For breakfast, we decided to eat at the Beau’s buffet. We usually don’t do buffets because the food just isn’t as good as in restaurants, but it’s hard to mess up breakfast food. The $11.99 price (plus tax and tip) was the same price as a single breakfast dish at the Terrace Café in the resort’s lobby. So, for the same price as an omelet alone at the restaurant, I could get an omelet, sausage links, slice of ham, a glass of orange juice, and a glass of 2% milk, plus a donut for dessert (and seconds if I wanted them) at the buffet. This made the breakfast buffet an easy choice. By the way, no matter what resort property you may visit, if you go to a breakfast buffet and get in line at the egg station for an omelet or custom-ordered eggs, be a sport and drop a $1 bill on the counter for the cook. The cooks work hard making your custom eggs, so thank them by leaving a small tip. They’re not allowed to solicit tips, but they’re allowed to accept them. Do the decent thing and give drop them a buck. And don’t forget to say, “Thank you.” I can’t tell you how many times I’ve seen the cook put the freshly cooked eggs on a person’s plate and then the person walks away without saying a word.

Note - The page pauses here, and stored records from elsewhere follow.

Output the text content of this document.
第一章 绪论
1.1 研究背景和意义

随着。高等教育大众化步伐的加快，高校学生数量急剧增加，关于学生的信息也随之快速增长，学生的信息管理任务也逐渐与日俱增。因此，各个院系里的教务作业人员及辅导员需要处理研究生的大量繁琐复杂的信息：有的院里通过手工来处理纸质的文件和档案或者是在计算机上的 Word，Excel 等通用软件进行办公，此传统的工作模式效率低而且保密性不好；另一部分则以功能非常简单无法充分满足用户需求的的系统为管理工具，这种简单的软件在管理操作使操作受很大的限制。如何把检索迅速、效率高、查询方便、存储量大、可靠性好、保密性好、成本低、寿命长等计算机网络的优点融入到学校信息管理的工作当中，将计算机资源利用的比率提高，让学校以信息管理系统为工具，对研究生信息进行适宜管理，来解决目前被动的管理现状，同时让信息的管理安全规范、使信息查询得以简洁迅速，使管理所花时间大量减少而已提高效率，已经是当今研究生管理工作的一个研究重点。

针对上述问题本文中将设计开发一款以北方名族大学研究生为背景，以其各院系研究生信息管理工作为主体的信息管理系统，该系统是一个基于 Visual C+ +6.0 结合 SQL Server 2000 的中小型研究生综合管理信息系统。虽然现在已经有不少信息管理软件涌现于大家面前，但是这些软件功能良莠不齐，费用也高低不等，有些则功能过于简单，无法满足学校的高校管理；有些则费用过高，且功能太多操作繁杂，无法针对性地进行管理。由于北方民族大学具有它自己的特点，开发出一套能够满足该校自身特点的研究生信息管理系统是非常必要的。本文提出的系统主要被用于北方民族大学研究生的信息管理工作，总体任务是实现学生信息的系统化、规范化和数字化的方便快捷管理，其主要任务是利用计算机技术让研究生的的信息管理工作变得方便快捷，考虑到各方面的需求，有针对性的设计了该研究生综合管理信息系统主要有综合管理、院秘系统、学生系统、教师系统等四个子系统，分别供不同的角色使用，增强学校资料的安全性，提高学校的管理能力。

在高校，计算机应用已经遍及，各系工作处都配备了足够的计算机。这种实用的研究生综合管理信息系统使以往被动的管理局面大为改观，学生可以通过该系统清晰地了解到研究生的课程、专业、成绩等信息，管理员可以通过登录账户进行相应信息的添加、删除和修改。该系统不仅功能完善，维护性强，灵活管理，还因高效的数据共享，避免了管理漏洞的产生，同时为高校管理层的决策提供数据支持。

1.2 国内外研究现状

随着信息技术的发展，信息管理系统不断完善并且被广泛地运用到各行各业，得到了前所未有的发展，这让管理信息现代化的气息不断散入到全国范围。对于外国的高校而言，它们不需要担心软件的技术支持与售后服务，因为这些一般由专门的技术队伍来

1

After Monday’s breakfast, the Beau’s craps tables were empty. I didn’t want to play a $10 table by myself because that can get expensive quickly. When playing alone, the pace is boom-boom-boom. Before you know it, if the table is cold, your buy-in is gone, and you stand there dazed wondering what happened. However, in the evening when the tables are crowded with lots of bets working, it seems like 5 minutes go by between each roll because the dealers have so many payouts to make (i.e., Come bets, Place bets, and all the different proposition bets), so the game goes much slower. I made my way to the Boomtown and played their $3 table, which was also dead. I didn’t mind playing craps alone because I could make cheap $3 and $5 bets. It’s a lot easier to stomach losing $100 in 60 minutes at a $3 table than it is losing $200 in 30 minutes at a $10 table.
We decided to have dinner early, so we went to the Beau Rivage’s Terrace Café, a casual dining restaurant adjacent to the hotel’s lobby. I chose the chicken pot pie and I forget what my wife had. The pot pie was quite good. In fact, if my wife had allowed me, I would have ordered another one. So, once again, we had a good meal at the Beau. As a result, we’ll likely stay at the Beau for meals on our future visits, not only for the food quality and reasonable prices, but also for the convenience of not having to leave the resort (and losing our great parking space in the parking garage).
In summary, our two-night stay at the Beau Rivage in Biloxi, Mississippi, was very good and left us very satisfied. We’ll definitely go back. In fact, we can’t wait to go back!